Zack Meli death: Deputy prime minister calls for caution while investigations continue

Opposition demands answers on how the government plans to improve law enforcement in Paceville

Zack Meli, 24, was found dead  at the foot of St Rita steps in Paceville
Zack Meli, 24, was found dead at the foot of St Rita steps in Paceville

Deputy Prime Minister Chris Fearne asked for ‘caution’ and ‘responsibility’ from parliamentary members and media in the wake of the death of Zack Meli.

Fearne said that the way the story developed, a number of questions which are subject to a magisterial inquiry remained.

Zack Meli, 24, was found dead in the early hours of Sunday morning in Paceville. While a 19-year-old Bulgarian man was arrested for allegedly punching Meli, the subsequent autopsy found no signs of violence. 

“The worst thing we can do at this moment is to jump to conclusions and not wait for all the facts,” he said, also appealing to the media to wait for investigations and tests related to the case to be completed.

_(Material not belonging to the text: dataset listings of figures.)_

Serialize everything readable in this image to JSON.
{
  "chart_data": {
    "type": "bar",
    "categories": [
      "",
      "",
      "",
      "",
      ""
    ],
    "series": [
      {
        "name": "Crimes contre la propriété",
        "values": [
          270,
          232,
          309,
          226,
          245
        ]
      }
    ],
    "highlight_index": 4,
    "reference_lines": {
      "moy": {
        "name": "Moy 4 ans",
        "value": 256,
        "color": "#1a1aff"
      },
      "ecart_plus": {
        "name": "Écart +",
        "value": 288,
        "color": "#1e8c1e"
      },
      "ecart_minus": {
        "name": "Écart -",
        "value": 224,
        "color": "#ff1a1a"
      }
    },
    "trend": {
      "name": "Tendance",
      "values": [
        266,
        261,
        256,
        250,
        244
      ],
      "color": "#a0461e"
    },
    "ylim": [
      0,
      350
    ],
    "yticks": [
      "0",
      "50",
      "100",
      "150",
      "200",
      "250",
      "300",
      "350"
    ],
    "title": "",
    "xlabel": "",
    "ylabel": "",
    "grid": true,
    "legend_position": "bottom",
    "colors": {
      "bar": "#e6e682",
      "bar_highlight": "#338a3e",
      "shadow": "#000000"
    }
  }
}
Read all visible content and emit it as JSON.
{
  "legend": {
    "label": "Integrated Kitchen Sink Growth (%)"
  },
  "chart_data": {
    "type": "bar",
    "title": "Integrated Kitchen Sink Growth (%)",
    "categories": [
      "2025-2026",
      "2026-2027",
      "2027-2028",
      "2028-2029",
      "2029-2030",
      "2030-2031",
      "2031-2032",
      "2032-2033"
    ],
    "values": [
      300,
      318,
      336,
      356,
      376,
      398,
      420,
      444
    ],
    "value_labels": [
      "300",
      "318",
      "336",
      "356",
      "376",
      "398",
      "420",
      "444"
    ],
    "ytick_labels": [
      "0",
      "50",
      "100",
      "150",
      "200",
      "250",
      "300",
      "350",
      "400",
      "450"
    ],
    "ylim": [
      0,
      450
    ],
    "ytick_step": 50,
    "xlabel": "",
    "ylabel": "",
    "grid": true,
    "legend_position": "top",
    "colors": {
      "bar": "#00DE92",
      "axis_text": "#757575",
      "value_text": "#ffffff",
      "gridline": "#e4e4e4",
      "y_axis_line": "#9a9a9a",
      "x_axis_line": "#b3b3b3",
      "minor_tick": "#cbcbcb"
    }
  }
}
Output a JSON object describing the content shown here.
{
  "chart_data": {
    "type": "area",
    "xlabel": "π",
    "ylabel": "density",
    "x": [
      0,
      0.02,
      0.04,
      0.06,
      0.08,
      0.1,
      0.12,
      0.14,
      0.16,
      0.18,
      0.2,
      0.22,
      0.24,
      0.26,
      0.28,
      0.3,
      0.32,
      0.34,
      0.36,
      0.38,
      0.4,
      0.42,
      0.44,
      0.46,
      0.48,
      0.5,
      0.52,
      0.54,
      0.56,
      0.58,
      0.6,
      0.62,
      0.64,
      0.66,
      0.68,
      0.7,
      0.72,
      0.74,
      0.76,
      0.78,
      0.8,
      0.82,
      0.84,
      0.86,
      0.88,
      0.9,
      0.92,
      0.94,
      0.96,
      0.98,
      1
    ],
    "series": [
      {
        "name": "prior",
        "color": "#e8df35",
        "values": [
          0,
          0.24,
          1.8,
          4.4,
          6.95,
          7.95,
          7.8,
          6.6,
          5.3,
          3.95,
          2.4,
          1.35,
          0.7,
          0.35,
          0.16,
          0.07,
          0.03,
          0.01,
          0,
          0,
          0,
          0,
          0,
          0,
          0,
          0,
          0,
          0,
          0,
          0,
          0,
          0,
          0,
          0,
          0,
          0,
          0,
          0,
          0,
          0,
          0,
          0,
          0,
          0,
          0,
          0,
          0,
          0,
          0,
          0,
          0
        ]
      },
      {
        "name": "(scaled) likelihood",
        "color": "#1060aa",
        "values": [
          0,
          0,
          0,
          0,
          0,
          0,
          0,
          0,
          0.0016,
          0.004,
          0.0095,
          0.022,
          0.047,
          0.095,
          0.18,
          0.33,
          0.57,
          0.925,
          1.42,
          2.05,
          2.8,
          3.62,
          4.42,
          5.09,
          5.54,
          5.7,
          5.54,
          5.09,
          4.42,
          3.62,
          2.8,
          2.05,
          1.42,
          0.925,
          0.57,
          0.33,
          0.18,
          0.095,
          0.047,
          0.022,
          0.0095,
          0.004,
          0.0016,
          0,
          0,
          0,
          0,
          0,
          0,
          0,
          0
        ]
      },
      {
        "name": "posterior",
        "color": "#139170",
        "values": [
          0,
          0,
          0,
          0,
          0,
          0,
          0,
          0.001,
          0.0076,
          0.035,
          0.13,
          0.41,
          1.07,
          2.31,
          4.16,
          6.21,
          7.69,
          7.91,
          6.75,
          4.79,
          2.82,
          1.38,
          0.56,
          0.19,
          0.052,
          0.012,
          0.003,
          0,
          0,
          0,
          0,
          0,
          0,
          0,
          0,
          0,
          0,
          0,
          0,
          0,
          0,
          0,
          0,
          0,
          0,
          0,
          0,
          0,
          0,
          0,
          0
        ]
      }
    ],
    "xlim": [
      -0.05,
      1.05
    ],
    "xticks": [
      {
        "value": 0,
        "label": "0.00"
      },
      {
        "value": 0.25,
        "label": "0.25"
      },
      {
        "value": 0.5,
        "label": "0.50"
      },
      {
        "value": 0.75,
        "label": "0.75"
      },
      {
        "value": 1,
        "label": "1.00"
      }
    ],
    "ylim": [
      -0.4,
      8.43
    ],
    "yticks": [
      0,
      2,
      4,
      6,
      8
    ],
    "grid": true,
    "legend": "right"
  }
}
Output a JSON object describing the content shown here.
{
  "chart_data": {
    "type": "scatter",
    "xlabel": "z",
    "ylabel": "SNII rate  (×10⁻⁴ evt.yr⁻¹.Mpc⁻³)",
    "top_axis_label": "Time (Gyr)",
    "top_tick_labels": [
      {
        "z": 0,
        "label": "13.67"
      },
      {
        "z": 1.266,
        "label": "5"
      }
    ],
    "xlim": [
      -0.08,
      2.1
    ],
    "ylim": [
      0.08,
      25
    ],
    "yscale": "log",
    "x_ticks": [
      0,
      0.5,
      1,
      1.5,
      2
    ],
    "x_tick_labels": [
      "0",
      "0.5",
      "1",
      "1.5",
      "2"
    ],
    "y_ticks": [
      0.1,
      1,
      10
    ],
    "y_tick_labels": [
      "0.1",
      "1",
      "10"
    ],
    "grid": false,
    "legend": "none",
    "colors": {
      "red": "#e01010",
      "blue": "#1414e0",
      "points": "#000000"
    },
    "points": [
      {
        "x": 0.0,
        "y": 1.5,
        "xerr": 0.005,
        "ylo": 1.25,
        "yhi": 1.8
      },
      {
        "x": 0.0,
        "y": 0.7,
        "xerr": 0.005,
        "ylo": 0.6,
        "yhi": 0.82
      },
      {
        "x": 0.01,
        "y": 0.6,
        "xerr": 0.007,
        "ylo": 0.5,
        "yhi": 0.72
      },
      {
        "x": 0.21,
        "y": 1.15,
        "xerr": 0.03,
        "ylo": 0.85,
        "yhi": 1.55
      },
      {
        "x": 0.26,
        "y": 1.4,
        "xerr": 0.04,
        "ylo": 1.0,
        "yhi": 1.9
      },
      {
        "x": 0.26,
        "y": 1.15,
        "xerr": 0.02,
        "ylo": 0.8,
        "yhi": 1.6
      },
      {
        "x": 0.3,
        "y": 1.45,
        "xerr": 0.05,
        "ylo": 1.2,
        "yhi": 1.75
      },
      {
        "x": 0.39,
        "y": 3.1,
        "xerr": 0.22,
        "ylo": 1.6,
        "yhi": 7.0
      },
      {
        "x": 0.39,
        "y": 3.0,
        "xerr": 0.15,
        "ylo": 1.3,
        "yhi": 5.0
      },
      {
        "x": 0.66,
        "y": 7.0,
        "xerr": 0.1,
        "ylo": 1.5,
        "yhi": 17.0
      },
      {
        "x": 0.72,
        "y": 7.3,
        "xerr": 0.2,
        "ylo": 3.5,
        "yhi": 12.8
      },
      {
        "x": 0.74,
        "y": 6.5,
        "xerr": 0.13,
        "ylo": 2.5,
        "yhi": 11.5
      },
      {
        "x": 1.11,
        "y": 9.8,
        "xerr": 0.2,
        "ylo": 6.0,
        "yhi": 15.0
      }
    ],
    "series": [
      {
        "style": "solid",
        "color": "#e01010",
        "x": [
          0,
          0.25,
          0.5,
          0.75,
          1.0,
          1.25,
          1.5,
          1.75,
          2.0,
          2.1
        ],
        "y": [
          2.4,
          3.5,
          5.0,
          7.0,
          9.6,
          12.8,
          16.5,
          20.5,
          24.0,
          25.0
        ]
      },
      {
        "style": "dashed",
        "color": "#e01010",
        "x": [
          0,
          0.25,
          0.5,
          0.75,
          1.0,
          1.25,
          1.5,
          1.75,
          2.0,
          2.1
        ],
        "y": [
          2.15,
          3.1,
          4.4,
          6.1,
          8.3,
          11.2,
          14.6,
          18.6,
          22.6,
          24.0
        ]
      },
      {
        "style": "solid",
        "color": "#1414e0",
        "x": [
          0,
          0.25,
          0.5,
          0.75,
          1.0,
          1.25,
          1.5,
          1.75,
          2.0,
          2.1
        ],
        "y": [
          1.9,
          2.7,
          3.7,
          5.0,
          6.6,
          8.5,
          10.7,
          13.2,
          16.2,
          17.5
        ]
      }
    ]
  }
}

Fearne said that the police not only concluded its investigations within 24 hours but also collected evidence. “After a Bulgarian national was arrested, it continued on with its investigation,” he said, adding that the autopsy is still not establishing the cause of death.

Read more: Autopsy finds no signs of violence on young man who died after Paceville fight

“Tests, investigations, and a magisterial investigation is ongoing. For this reason, it is best if we wait for the final formal report of the inquiry.”

Appealing to the House, Fearne said that “political criticism” does not bother him, but that it is not the time for speculation. “There is a time for politics and a time for responsibility. This is the time for responsibility from everyone.”

Opposition reacts

Nationalist party leader Adrian Delia said that the zone is one in which young people are not in a safe place. “Criminality is always increasing, and the elderly are afraid in their own homes,” he said, pointing out that Malta remains the country that invests the least in law enforcement.

PN MP Beppe Fenech Adami said that the government should “open its eyes” to the fact that the area of Paceville is in the same “bad state” that it was two years ago, which is when the Opposition put forth 20 proposals on how to improve the situation in the area.

Fenech Adami went on to read a number of media headlines from the past few years which describe violence in Paceville. “These are incidents which will repeat themselves in the coming weekends. We brag about a surplus in the country, but as parents we are not sure whether our children will come home without having been stabbed, raped, or harassed,” he said, describing the situation as a “total collapse of law.”

In Paceville, he said, there are blocked roads, tables in the middle of the road, and underage children who are intoxicated. “Is there any enforcement of law? Stop talking and take action.”

Former Nationalist party leader Simon Busuttil echoed a similar sentiment, saying that as a parent, he is also worried about problems of violence, alcohol, and other substances in Paceville. “How many police officers are there in Paceville at any given time? Is the number increasing, and by how much?”

PN MP Mario de Marco claimed that the problems in Paceville are increasing and not decreasing, while PD MP Marlene Farrugia asked what is specifically being done to make the area relatively safe.

Fearne responded by saying that the number of incidents in Paceville have actually decreased and not increased, and that law enforcement is currently trying to keep abreast with new synthetic substances which are being introduced all the time.

Home Affairs Minister Michael Farrugia also denied that criminality is increasing, as he insisted that the rate has remained more or less the same in the past four years. “There is no point in fear-mongering as the reality is different. The Opposition is not speaking the truth.”

Farrugia went on to explain that the number of police officers working overtime has increased, and that criminality has subsequently decreased. Cases of arson, homicide, sexual offences, and theft, have decreased “considerably” in Paceville and St. Julians, he said.

The only type of crime which did not decrease was that related to illicit drugs and human trafficking, he added.

“The situation is not worse – it’s better. But it is not solved, which is why we will continue to intensify our work by improving resources and see to it that our police are back on the streets again."